Delen via


Azure Attestation clientbibliotheek voor Python - versie 1.0.0

De MAA-service (Microsoft Azure Attestation) is een geïntegreerde oplossing voor het extern verifiëren van de betrouwbaarheid van een platform en de integriteit van de binaire bestanden die erin worden uitgevoerd. De service ondersteunt attestation van de platforms die worden ondersteund door Trusted Platform Modules (TPM's), naast de mogelijkheid om de status van Trusted Execution Environments (TEE's) te bevestigen, zoals Intel(tm) SGX-enclaves (Software Guard Extensions) en VBS-enclaves (Virtualization-Based Security).

Attestation is een proces voor het demonstreren dat de software-binaire bestanden op de juiste manier op een vertrouwd platform zijn geïnstantieerd. Externe relying party's kunnen dan betrouwbaarheid krijgen dat alleen dergelijke bedoelde software wordt uitgevoerd op vertrouwde hardware. Azure Attestation is een uniforme klantgerichte service en kader voor Attestation.

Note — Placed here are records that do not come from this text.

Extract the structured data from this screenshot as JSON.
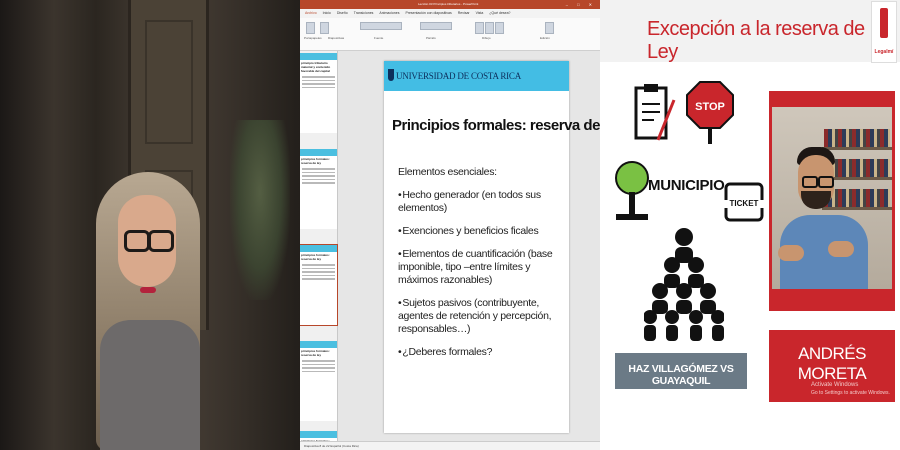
{
  "webcam_left": {
    "description_icon": "person-icon"
  },
  "powerpoint": {
    "window_title": "Lección 03 Principios tributarios - PowerPoint",
    "window_controls": "–  □  ✕",
    "tabs": [
      {
        "label": "Archivo"
      },
      {
        "label": "Inicio"
      },
      {
        "label": "Diseño"
      },
      {
        "label": "Transiciones"
      },
      {
        "label": "Animaciones"
      },
      {
        "label": "Presentación con diapositivas"
      },
      {
        "label": "Revisar"
      },
      {
        "label": "Vista"
      },
      {
        "label": "¿Qué desea?"
      }
    ],
    "ribbon_groups": [
      "Portapapeles",
      "Diapositivas",
      "Fuente",
      "Párrafo",
      "Dibujo",
      "Edición"
    ],
    "thumbnails": [
      {
        "title": "principio tributario material y contenido favorable del capital"
      },
      {
        "title": "principios formales: reserva de ley"
      },
      {
        "title": "principios formales: reserva de ley"
      },
      {
        "title": "principios formales: reserva de ley"
      },
      {
        "title": "principios formales: reserva de ley"
      }
    ],
    "slide": {
      "logo_text": "UNIVERSIDAD DE COSTA RICA",
      "title": "Principios formales: reserva de ley",
      "intro": "Elementos esenciales:",
      "bullets": [
        "Hecho generador (en todos sus elementos)",
        "Exenciones y beneficios ficales",
        "Elementos de cuantificación (base imponible, tipo –entre límites y máximos razonables)",
        "Sujetos pasivos (contribuyente, agentes de retención y percepción, responsables…)",
        "¿Deberes formales?"
      ]
    },
    "status": "Diapositiva 8 de 22   Español (Costa Rica)"
  },
  "presenter": {
    "title": "Excepción a la reserva de Ley",
    "brand": "Legalmí",
    "municipio": "MUNICIPIO",
    "stop_text": "STOP",
    "ticket_text": "TICKET",
    "case": "HAZ VILLAGÓMEZ VS GUAYAQUIL",
    "name": "ANDRÉS MORETA",
    "watermark1": "Activate Windows",
    "watermark2": "Go to Settings to activate Windows.",
    "accent_color": "#c9262c"
  }
}
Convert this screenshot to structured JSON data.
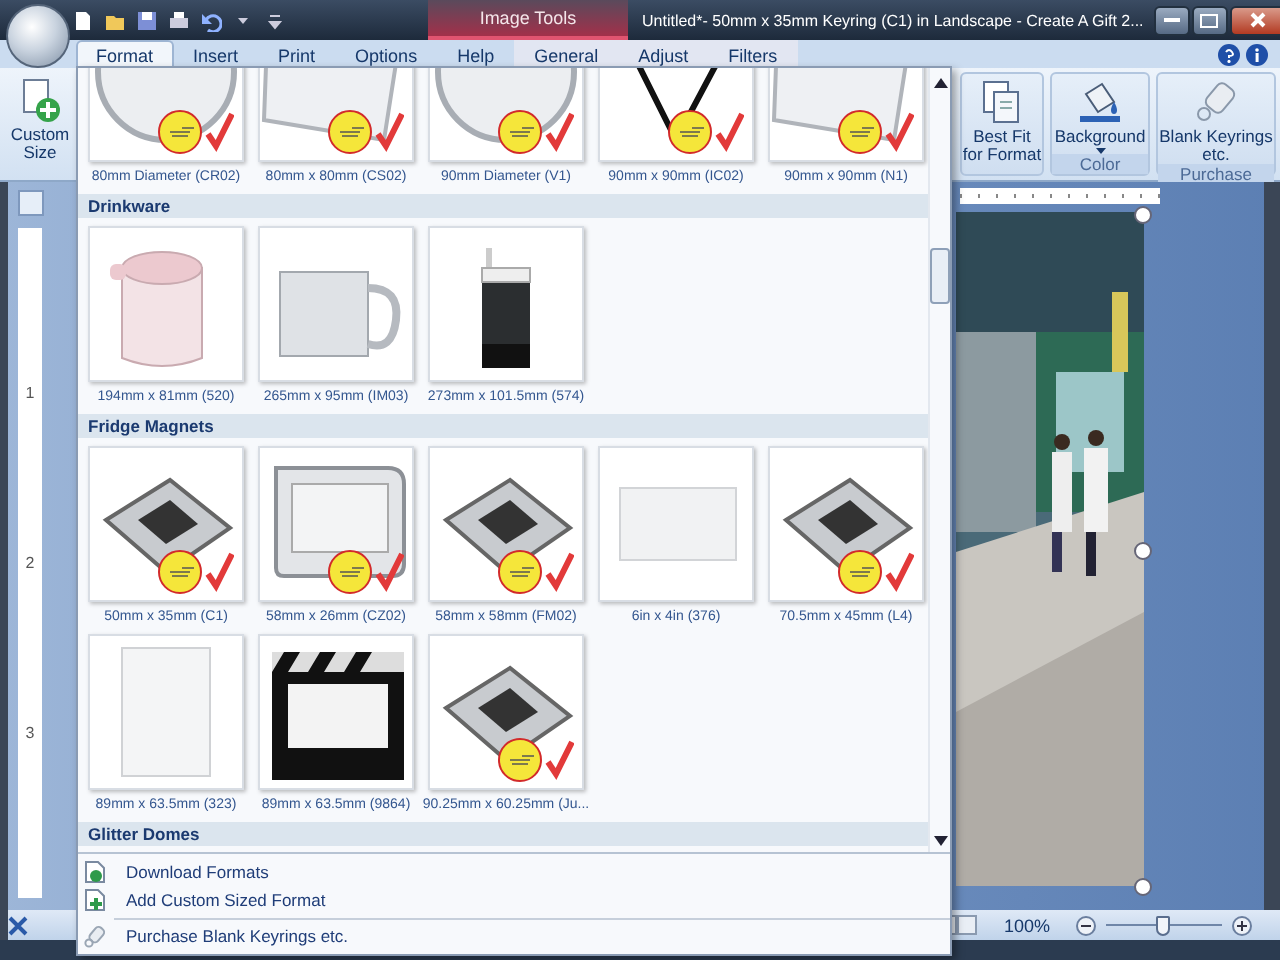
{
  "window": {
    "title": "Untitled*- 50mm x 35mm Keyring (C1) in Landscape - Create A Gift 2...",
    "context_label": "Image Tools"
  },
  "tabs": [
    {
      "label": "Format",
      "selected": true,
      "contextual": false
    },
    {
      "label": "Insert",
      "selected": false,
      "contextual": false
    },
    {
      "label": "Print",
      "selected": false,
      "contextual": false
    },
    {
      "label": "Options",
      "selected": false,
      "contextual": false
    },
    {
      "label": "Help",
      "selected": false,
      "contextual": false
    },
    {
      "label": "General",
      "selected": false,
      "contextual": true
    },
    {
      "label": "Adjust",
      "selected": false,
      "contextual": true
    },
    {
      "label": "Filters",
      "selected": false,
      "contextual": true
    }
  ],
  "ribbon": {
    "custom_size": "Custom Size",
    "groups": [
      {
        "buttons": [
          {
            "label": "Best Fit for Format",
            "dropdown": false
          }
        ]
      },
      {
        "label": "Color",
        "buttons": [
          {
            "label": "Background",
            "dropdown": true
          }
        ]
      },
      {
        "label": "Purchase",
        "buttons": [
          {
            "label": "Blank Keyrings etc.",
            "dropdown": false
          }
        ]
      }
    ]
  },
  "gallery": {
    "sections": [
      {
        "items": [
          {
            "label": "80mm Diameter (CR02)",
            "kind": "round",
            "badge": true
          },
          {
            "label": "80mm x 80mm (CS02)",
            "kind": "square",
            "badge": true
          },
          {
            "label": "90mm Diameter (V1)",
            "kind": "round",
            "badge": true
          },
          {
            "label": "90mm x 90mm (IC02)",
            "kind": "strap",
            "badge": true
          },
          {
            "label": "90mm x 90mm (N1)",
            "kind": "square",
            "badge": true
          }
        ]
      },
      {
        "title": "Drinkware",
        "items": [
          {
            "label": "194mm x 81mm (520)",
            "kind": "cup",
            "badge": false
          },
          {
            "label": "265mm x 95mm (IM03)",
            "kind": "mug",
            "badge": false
          },
          {
            "label": "273mm x 101.5mm (574)",
            "kind": "bottle",
            "badge": false
          }
        ]
      },
      {
        "title": "Fridge Magnets",
        "items": [
          {
            "label": "50mm x 35mm (C1)",
            "kind": "magnet",
            "badge": true
          },
          {
            "label": "58mm x 26mm (CZ02)",
            "kind": "frame",
            "badge": true
          },
          {
            "label": "58mm x 58mm (FM02)",
            "kind": "magnet",
            "badge": true
          },
          {
            "label": "6in x 4in (376)",
            "kind": "card",
            "badge": false
          },
          {
            "label": "70.5mm x 45mm (L4)",
            "kind": "magnet",
            "badge": true
          },
          {
            "label": "89mm x 63.5mm (323)",
            "kind": "portrait",
            "badge": false
          },
          {
            "label": "89mm x 63.5mm (9864)",
            "kind": "clapper",
            "badge": false
          },
          {
            "label": "90.25mm x 60.25mm (Ju...",
            "kind": "magnet",
            "badge": true
          }
        ]
      },
      {
        "title": "Glitter Domes"
      }
    ]
  },
  "menu": [
    {
      "label": "Download Formats",
      "divider_before": false
    },
    {
      "label": "Add Custom Sized Format",
      "divider_before": false
    },
    {
      "label": "Purchase Blank Keyrings etc.",
      "divider_before": true
    }
  ],
  "ruler": {
    "numbers": [
      "1",
      "2",
      "3"
    ]
  },
  "status_bar": {
    "zoom": "100%",
    "level": 0.5
  }
}
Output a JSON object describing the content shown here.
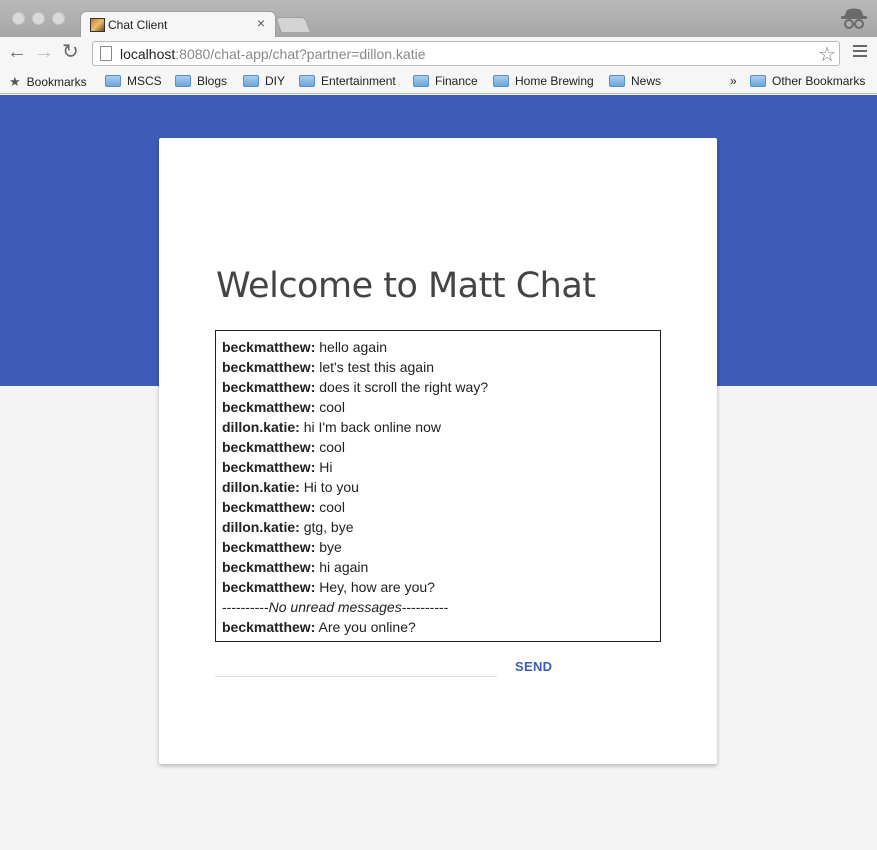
{
  "browser": {
    "tab_title": "Chat Client",
    "tab_close": "×",
    "url_host": "localhost",
    "url_rest": ":8080/chat-app/chat?partner=dillon.katie",
    "bookmarks": [
      "Bookmarks",
      "MSCS",
      "Blogs",
      "DIY",
      "Entertainment",
      "Finance",
      "Home Brewing",
      "News"
    ],
    "overflow": "»",
    "other_bookmarks": "Other Bookmarks"
  },
  "page": {
    "title": "Welcome to Matt Chat",
    "accent_color": "#3d5cb8"
  },
  "chat": {
    "messages": [
      {
        "sender": "beckmatthew:",
        "text": "hello again"
      },
      {
        "sender": "beckmatthew:",
        "text": "let's test this again"
      },
      {
        "sender": "beckmatthew:",
        "text": "does it scroll the right way?"
      },
      {
        "sender": "beckmatthew:",
        "text": "cool"
      },
      {
        "sender": "dillon.katie:",
        "text": "hi I'm back online now"
      },
      {
        "sender": "beckmatthew:",
        "text": "cool"
      },
      {
        "sender": "beckmatthew:",
        "text": "Hi"
      },
      {
        "sender": "dillon.katie:",
        "text": "Hi to you"
      },
      {
        "sender": "beckmatthew:",
        "text": "cool"
      },
      {
        "sender": "dillon.katie:",
        "text": "gtg, bye"
      },
      {
        "sender": "beckmatthew:",
        "text": "bye"
      },
      {
        "sender": "beckmatthew:",
        "text": "hi again"
      },
      {
        "sender": "beckmatthew:",
        "text": "Hey, how are you?"
      }
    ],
    "divider": {
      "left": "----------",
      "text": "No unread messages",
      "right": "----------"
    },
    "last_message": {
      "sender": "beckmatthew:",
      "text": "Are you online?"
    },
    "input_value": "",
    "send_label": "SEND"
  }
}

Met Azure Attestation kunnen geavanceerde beveiligingsmodellen, zoals Azure Confidential Computing en Intelligent Edge-beveiliging. Klanten hebben de mogelijkheid gevraagd om de locatie van een machine onafhankelijk te controleren, het postuur van een virtuele machine (VM) op die computer en de omgeving waarin enclaves op die VM worden uitgevoerd. Met Azure Attestation kunnen deze en vele bijkomende aanvragen van klanten worden gestimuleerd.

Azure Attestation ontvangt bewijs van berekeningsentiteiten, zet ze om in een set claims, valideert ze op basis van configureerbare beleidsregels en produceert cryptografische bewijzen voor op claims gebaseerde toepassingen (bijvoorbeeld relying party's en controle-instanties).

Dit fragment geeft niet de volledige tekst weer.